La disposizione regola il concorso dei crediti, non scaduti alla data di dichiarazione di apertura della liquidazione giudiziale, pecuniari, la cui prestazione in denaro sia determinata con riferimento ad altri valori, e non pecuniari.
Essi concorrono secondo il loro valore pecuniario alla data di apertura del concorso.

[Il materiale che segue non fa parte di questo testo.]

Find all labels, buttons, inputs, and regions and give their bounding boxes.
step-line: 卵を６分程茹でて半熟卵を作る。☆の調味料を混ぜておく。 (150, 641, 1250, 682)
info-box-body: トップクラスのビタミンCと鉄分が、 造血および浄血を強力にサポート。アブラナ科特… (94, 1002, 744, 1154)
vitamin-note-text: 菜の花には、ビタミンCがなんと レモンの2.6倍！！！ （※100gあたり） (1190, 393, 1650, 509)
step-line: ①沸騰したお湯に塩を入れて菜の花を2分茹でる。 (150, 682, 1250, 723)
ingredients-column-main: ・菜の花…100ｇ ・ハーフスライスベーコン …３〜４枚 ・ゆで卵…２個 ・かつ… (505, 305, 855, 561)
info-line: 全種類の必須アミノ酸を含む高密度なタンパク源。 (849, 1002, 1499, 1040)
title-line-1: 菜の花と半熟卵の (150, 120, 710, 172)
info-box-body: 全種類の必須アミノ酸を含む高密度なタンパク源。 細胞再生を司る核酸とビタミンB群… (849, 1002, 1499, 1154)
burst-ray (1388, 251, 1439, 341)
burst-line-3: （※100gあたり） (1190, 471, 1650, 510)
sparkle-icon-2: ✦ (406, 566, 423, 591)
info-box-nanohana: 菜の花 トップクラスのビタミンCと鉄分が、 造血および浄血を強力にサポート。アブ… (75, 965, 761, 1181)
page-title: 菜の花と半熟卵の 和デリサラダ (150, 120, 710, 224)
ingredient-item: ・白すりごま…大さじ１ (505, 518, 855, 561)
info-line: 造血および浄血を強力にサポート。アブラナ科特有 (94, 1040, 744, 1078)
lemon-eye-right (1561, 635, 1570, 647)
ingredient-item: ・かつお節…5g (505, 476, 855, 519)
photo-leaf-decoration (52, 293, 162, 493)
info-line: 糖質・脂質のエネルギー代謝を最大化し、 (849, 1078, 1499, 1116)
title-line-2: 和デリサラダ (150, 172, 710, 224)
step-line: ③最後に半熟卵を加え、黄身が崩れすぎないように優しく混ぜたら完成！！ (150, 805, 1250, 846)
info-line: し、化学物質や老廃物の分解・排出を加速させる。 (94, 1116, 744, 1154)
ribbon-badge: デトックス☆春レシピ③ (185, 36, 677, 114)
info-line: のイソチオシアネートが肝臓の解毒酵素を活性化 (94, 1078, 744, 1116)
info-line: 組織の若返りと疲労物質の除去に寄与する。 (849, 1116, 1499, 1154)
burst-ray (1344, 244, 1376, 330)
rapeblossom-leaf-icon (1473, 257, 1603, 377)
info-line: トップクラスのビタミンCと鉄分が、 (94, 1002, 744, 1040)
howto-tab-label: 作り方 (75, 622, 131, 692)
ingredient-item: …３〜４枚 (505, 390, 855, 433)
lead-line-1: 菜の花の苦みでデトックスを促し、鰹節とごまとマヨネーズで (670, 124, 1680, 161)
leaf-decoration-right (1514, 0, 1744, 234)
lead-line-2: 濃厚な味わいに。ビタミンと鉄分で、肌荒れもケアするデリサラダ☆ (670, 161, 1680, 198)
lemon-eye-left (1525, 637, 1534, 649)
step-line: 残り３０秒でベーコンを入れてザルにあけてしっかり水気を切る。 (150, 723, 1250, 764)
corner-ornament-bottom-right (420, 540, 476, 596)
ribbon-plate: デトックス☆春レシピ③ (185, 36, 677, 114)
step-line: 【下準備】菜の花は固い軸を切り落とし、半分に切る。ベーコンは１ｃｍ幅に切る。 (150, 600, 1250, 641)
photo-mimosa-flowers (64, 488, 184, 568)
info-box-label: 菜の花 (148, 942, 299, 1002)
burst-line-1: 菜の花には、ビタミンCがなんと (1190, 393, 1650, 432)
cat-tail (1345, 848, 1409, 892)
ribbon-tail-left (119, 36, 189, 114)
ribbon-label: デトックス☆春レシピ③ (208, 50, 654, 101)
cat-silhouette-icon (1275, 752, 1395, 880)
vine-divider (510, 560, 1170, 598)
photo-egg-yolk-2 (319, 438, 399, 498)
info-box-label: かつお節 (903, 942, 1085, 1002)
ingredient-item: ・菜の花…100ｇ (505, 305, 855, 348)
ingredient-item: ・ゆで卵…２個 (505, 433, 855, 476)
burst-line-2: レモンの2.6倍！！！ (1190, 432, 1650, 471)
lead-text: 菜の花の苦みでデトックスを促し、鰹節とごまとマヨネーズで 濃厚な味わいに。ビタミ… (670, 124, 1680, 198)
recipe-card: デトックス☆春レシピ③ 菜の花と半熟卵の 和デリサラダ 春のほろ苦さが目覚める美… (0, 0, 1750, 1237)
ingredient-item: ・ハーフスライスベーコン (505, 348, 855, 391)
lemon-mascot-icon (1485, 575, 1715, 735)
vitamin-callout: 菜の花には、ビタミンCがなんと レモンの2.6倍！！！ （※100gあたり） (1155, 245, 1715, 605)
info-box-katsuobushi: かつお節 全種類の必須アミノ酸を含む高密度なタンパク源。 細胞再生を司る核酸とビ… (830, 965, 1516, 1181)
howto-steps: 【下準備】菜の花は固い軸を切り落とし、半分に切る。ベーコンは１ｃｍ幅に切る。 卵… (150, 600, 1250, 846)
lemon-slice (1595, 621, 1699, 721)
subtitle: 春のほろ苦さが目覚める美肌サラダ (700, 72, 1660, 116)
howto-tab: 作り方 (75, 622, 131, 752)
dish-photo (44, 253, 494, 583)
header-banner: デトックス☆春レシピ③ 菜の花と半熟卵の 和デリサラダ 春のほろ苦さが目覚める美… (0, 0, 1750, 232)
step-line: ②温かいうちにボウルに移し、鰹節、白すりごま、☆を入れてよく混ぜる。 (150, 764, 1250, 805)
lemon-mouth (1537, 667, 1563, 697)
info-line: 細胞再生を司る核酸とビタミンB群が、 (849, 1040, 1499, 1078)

La norma costituisce un'applicazione dell'art. 154 c.c.i., che dispone che ai fini del concorso i crediti non scaduti si considerano scaduti alla data della dichiarazione di apertura della liquidazione giudiziale.

Massime relative all'art. 158 Codice della crisi d'impresa e dell'insolvenza

Cass. civ. n. 29097/2024

Nel contratto di "permuta del bene presente con bene futuro", l'effetto traslativo ex art. 1472 c.c. (applicabile ai sensi dell'art. 1555 c.c.) si verifica quando la cosa viene a esistenza, momento che si identifica nella conclusione del processo edificatorio nelle sue componenti essenziali, ossia nella realizzazione delle strutture fondamentali. Ne consegue che, una volta divenuto impossibile l'acquisto predetto per il fallimento del contraente che avrebbe dovuto eseguire la costruzione, il relativo diritto si trasforma in un credito ex art. 59 L.Fall. (oggi, art. 158, comma 1, CCII), corrispondente al valore dell'immobile futuro dedotto in permuta, da insinuarsi al passivo fallimentare. (Nella specie, la Corte, con l'ordinanza n. 29097/2024, ha cassato il decreto del Tribunale di Cagliari che aveva rigettato l'opposizione proposta della Sociatā Alfa che aveva chiesto di ammettere al passivo del Fallimento della Societā Beta il proprio credito pari al valore delle unitā immobiliari che la societā in bonis si era impegnata a edificare e trasferirle entro trentasei mesi, trasferimento non avvenuto per la dichiarazione di fallimento della Societā Beta, sopravvenuta in pendenza del termine suddetto).